Since 1992, Hayes has been president of the Bullitt Foundation in Seattle, Washington and continues to be a leader in environmental and energy policy. By mobilizing the resources of The Bullitt Foundation, Hayes intends to make the Pacific Northwest educated, environmentally aware and a progressive corner of America—a global model for sustainable development. He is currently overseeing construction of The Bullitt Center, expected to be the most energy-efficient commercial building in the world, firmly planting Seattle at the forefront of the green building movement. The goal of the Bullitt Center is to change the way buildings are designed, built and operated to improve long-term environmental performance and promote broader implementation of energy efficiency, renewable energy and other green building technologies in the Northwest. The building is seeking to meet the ambitious goals of the Living Building Challenge, the world’s most strenuous benchmark for sustainability. For example, a solar array will generate as much electricity as the building uses and rain will supply as much water, with all wastewater treated onsite. Also in Seattle are Hayes' wife, Gail Boyer Hayes (daughter of Paul D. Boyer), and daughter, Lisa A. Hayes, a lawyer defending the Northshore United Church of Christ regarding Tent City 4 (King County, Washington).

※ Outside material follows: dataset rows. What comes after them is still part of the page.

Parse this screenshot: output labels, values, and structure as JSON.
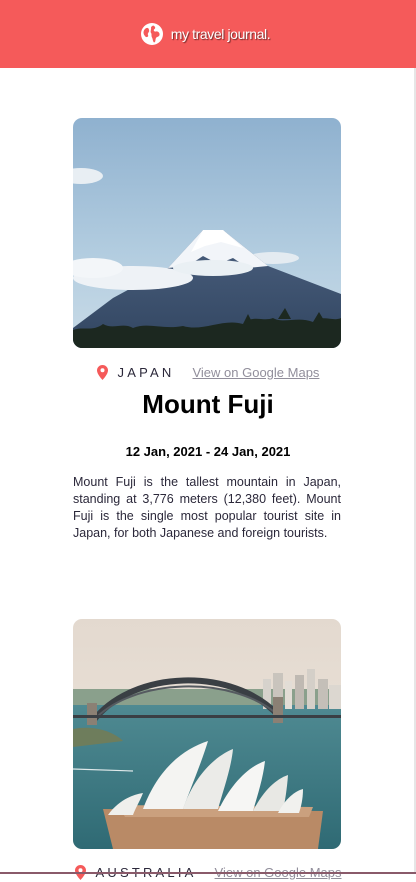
{
  "header": {
    "brand": "my travel journal."
  },
  "entries": [
    {
      "country": "JAPAN",
      "maps_link": "View on Google Maps",
      "title": "Mount Fuji",
      "dates": "12 Jan, 2021 - 24 Jan, 2021",
      "description": "Mount Fuji is the tallest mountain in Japan, standing at 3,776 meters (12,380 feet). Mount Fuji is the single most popular tourist site in Japan, for both Japanese and foreign tourists."
    },
    {
      "country": "AUSTRALIA",
      "maps_link": "View on Google Maps"
    }
  ],
  "colors": {
    "accent": "#f55a5a",
    "text": "#2b283a",
    "muted": "#918e9b"
  },
  "icons": {
    "logo": "globe-icon",
    "location": "location-pin-icon"
  }
}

Over Hayes' career, he has been a visiting scholar at the Woodrow Wilson Center in Washington, DC and at the Bellagio Center in Italy, a senior fellow at the Worldwatch Institute, an adjunct professor of engineering at Stanford University, a Richard von Weizsäcker Fellow of the Bosch Foundation, a Silicon Valley lawyer at the Cooley Firm, and author. He has served on dozens of governing boards, including those of Stanford University, the World Resources Institute, the Federation of American Scientists, The Energy Foundation, Children Now, the National Programming Council for Public Television, the American Solar Energy Society, Greenpeace, CERES, and the Environmental Grantmakers Association.

==Awards==
Hayes has received the national Jefferson Awards Medal for Outstanding Public Service, as well as the highest awards bestowed by the Sierra Club, The Humane Society of the United States, the National Wildlife Federation, the Natural Resources Council of America, the Global Environmental Facility of the World Bank, the Interfaith Center on Corporate Responsibility, and the American Solar Energy Society. He was featured in the 2009 documentary film Earth Days. Time has named him "Hero of the Planet."

Hayes was selected by Engineering News-Record as one of the Top 25 Newsmakers of 2014 for using biomimicry in the development of the Bullitt Center. In 2020, Hayes received a Trailblazer Award from Verdical Group at their annual Net Zero Conference.